Context:
A solution $(M^n, g(t))$ of the Ricci flow is said to encounter a Type III Singularity if $g(t)$ is defined for all $t \geq 0$ and: $$ \sup _{\mathcal{M}^{n} \times[0, \infty)} \|\operatorname{Rm}(\cdot, t) \| t<\infty $$ Similarly, if $g(t)$ is defined for all $t \geq 0$ but: $$ \sup _{\mathcal{M}^{n} \times[0, \infty)} \|\operatorname{Rm}(\cdot, t) \| t= \infty $$ the solution is said to encounter a Type IIb singularity.

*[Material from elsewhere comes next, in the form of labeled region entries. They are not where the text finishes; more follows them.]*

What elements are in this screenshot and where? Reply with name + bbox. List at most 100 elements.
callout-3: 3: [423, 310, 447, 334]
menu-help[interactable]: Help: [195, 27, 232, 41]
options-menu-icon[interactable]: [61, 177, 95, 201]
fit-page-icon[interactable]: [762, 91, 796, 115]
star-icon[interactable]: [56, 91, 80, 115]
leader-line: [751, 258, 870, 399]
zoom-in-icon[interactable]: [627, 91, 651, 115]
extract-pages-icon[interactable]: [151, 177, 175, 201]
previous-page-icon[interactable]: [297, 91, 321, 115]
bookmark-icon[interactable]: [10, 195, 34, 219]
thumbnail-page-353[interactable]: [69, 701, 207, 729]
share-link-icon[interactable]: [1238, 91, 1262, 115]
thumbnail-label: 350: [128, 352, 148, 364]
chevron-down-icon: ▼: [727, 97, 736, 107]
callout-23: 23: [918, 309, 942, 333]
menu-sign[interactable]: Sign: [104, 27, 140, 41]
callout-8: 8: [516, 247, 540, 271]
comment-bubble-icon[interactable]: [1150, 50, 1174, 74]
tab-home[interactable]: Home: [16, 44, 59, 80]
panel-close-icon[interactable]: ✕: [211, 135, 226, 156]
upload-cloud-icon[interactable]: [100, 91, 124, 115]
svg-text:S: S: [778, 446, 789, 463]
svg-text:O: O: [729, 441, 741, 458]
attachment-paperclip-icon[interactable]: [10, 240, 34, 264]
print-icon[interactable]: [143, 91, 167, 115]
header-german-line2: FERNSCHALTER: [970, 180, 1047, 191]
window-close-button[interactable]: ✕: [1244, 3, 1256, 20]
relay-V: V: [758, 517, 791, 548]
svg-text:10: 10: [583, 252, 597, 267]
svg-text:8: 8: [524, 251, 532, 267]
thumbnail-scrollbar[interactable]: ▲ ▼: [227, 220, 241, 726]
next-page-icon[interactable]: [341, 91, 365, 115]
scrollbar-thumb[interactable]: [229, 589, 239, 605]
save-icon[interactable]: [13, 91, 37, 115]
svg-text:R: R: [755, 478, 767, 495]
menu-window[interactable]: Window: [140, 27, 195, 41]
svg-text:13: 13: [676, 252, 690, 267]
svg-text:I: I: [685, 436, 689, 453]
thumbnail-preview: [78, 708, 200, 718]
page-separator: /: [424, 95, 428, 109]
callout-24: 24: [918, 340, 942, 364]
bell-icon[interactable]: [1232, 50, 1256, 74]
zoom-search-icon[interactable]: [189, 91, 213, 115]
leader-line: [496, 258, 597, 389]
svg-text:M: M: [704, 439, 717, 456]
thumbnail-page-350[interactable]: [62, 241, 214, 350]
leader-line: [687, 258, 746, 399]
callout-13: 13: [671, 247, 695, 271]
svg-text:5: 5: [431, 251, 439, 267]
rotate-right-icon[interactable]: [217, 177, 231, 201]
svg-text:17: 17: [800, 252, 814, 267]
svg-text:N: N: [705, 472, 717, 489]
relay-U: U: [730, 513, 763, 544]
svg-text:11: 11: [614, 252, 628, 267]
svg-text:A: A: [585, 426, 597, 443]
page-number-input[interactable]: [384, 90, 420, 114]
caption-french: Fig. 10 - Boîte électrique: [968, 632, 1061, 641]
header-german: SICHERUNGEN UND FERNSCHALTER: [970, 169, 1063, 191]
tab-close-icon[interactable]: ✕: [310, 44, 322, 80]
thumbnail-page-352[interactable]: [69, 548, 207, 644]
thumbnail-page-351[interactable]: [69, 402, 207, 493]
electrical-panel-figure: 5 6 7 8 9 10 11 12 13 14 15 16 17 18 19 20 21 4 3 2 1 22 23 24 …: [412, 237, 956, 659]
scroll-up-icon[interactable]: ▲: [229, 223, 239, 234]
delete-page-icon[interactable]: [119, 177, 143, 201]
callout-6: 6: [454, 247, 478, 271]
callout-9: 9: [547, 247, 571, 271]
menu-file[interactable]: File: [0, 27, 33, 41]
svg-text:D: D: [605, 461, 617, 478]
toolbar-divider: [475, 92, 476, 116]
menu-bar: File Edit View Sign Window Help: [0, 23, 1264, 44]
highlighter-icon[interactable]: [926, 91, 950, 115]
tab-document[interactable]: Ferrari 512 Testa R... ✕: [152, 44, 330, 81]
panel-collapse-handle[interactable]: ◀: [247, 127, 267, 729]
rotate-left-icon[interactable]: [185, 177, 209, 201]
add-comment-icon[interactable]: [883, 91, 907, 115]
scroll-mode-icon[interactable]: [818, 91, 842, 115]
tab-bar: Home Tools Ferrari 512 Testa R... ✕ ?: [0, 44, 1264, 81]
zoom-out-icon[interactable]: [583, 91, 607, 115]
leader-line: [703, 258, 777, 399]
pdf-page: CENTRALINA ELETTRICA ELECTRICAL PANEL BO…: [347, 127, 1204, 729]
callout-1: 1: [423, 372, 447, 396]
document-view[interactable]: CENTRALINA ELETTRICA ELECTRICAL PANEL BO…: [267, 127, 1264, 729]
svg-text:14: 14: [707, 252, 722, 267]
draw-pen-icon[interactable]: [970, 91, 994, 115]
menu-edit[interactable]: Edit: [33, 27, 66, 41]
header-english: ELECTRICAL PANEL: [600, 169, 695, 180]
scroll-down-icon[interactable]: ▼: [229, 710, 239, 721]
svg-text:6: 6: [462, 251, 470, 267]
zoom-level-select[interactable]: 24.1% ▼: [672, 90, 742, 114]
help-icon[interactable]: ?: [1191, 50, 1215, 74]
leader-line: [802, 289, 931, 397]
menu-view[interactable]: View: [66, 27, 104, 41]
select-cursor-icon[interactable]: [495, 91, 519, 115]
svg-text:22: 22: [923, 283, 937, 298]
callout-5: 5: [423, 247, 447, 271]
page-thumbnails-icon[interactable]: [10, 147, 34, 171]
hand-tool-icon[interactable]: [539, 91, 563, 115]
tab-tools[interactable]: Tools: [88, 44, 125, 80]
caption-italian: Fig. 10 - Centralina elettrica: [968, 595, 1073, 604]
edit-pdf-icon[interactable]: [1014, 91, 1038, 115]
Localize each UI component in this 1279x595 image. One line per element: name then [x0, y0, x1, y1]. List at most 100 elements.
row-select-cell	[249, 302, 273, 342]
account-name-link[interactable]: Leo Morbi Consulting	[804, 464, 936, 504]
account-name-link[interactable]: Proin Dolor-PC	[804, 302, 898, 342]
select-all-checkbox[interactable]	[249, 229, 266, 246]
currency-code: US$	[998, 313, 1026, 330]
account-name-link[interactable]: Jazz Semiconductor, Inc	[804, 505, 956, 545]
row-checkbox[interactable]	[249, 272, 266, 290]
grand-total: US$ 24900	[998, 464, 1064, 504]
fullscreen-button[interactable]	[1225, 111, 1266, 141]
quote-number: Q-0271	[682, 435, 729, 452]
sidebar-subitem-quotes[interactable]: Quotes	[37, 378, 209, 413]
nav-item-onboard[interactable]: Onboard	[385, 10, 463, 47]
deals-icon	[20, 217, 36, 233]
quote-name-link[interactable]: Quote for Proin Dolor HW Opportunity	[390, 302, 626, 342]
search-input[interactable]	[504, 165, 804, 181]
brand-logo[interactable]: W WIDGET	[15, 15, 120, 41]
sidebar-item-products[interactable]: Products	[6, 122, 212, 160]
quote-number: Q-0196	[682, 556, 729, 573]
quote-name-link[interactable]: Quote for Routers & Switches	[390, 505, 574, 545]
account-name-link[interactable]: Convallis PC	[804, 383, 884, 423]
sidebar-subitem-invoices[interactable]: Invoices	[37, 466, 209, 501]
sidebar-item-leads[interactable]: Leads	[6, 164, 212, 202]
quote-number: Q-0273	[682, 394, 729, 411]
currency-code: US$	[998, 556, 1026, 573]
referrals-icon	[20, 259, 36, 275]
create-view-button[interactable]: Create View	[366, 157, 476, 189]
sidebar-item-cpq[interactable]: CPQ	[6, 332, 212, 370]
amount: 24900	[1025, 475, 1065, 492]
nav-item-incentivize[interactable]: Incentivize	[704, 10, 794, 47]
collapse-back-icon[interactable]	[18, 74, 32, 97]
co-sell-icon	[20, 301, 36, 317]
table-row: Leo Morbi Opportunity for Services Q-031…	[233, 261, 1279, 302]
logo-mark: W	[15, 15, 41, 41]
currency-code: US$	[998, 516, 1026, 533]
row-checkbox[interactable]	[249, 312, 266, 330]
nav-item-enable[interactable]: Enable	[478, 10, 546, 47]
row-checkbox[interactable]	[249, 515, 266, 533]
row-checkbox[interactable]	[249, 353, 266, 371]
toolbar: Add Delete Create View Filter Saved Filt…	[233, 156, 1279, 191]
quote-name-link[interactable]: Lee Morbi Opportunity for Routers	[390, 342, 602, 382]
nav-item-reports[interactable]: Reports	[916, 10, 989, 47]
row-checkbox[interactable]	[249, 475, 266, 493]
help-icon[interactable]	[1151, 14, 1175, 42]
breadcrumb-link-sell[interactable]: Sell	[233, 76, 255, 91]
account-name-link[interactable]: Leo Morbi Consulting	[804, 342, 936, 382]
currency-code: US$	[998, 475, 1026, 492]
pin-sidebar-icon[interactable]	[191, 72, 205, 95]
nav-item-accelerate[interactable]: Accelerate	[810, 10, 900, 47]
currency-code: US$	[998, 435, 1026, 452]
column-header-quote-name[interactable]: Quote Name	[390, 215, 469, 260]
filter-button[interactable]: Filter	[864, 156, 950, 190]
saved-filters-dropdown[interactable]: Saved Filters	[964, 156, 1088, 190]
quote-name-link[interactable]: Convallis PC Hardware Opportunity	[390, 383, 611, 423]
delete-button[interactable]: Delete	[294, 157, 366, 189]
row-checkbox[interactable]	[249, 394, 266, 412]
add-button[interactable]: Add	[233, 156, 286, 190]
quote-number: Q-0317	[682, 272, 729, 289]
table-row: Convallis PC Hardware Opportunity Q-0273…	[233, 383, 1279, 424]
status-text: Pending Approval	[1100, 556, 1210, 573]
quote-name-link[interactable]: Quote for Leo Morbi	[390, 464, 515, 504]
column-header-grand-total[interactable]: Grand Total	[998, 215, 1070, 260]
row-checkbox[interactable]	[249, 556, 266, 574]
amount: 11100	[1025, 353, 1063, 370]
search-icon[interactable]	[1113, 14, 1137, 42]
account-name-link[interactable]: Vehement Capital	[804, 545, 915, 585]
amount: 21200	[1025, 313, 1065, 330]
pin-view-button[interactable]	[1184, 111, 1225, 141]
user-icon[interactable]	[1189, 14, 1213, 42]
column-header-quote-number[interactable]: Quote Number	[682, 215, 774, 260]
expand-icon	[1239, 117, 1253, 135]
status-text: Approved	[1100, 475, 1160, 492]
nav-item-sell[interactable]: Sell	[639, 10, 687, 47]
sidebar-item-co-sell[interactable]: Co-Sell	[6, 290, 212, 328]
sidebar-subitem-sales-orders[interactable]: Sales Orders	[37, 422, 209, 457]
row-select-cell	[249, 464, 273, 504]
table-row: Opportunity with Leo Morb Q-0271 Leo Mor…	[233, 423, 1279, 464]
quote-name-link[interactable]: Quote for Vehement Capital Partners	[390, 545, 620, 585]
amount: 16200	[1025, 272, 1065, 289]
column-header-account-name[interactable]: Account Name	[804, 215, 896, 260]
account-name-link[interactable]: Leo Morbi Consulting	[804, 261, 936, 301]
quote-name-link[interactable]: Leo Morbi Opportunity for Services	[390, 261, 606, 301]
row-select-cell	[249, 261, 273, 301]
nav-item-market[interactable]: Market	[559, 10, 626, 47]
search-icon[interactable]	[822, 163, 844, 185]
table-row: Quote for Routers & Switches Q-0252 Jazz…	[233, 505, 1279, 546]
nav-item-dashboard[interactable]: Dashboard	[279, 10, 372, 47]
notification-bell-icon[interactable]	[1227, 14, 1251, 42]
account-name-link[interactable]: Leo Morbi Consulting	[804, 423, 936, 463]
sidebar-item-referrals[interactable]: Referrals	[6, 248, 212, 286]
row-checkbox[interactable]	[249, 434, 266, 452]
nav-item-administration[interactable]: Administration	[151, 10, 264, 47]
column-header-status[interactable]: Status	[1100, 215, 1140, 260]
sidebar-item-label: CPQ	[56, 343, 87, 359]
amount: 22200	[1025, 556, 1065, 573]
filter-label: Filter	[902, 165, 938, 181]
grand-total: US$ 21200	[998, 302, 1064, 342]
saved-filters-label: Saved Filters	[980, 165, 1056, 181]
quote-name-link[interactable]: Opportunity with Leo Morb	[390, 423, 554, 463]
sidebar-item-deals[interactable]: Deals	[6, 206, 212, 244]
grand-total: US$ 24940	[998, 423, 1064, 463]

Let $(M, g_0)$ be an Einstein manifold with $\text{Ric}_{g_0} = \lambda_0 g_0$. Then a solution to its Ricci flow is the family of metrics given by $g(t) = (1- 2\lambda_0 t)g_0$, which has scalar curvature given by $R(t) = \frac{\lambda_0 n}{1-2t}$. I'm trying to prove that if $\lambda_0 < 0$, a type III singularity happens and if $\lambda_0 = 0$, a type IIb singularity happens. In those cases obviously $g(t)$ is defined for all $t \geq 0$, but assuming without loss of generality that $\lambda_0 = -\frac{1}{2}$ in the first case, we have:
$$\|\text{Rm}(x, t)\| t = \frac{t}{1+t} \|\text{Rm}(x,0) \| \ \forall (x, t) \in M \times [0, \infty)$$
But I don't understand how we can bound this. And in the second case $\lambda_0 = 0$ we get$$\|\text{Rm}(x, t)\|t = t \|\text{Rm}(x,0) \|$$
But again, how is this unbounded? We only have control on the Ricci tensor, not on the curvature tensor (unless we're in dimension $\leq 3$ but that's a silly hypothesis).
EDIT: The case $\lambda_0 = 0$ is actually trivial, since for each $x_0 \in M$, it's clear that $\{\|\text{Rm}(x_0, t)\|t \ \vert \ t \geq 0 \}$ is unbounded.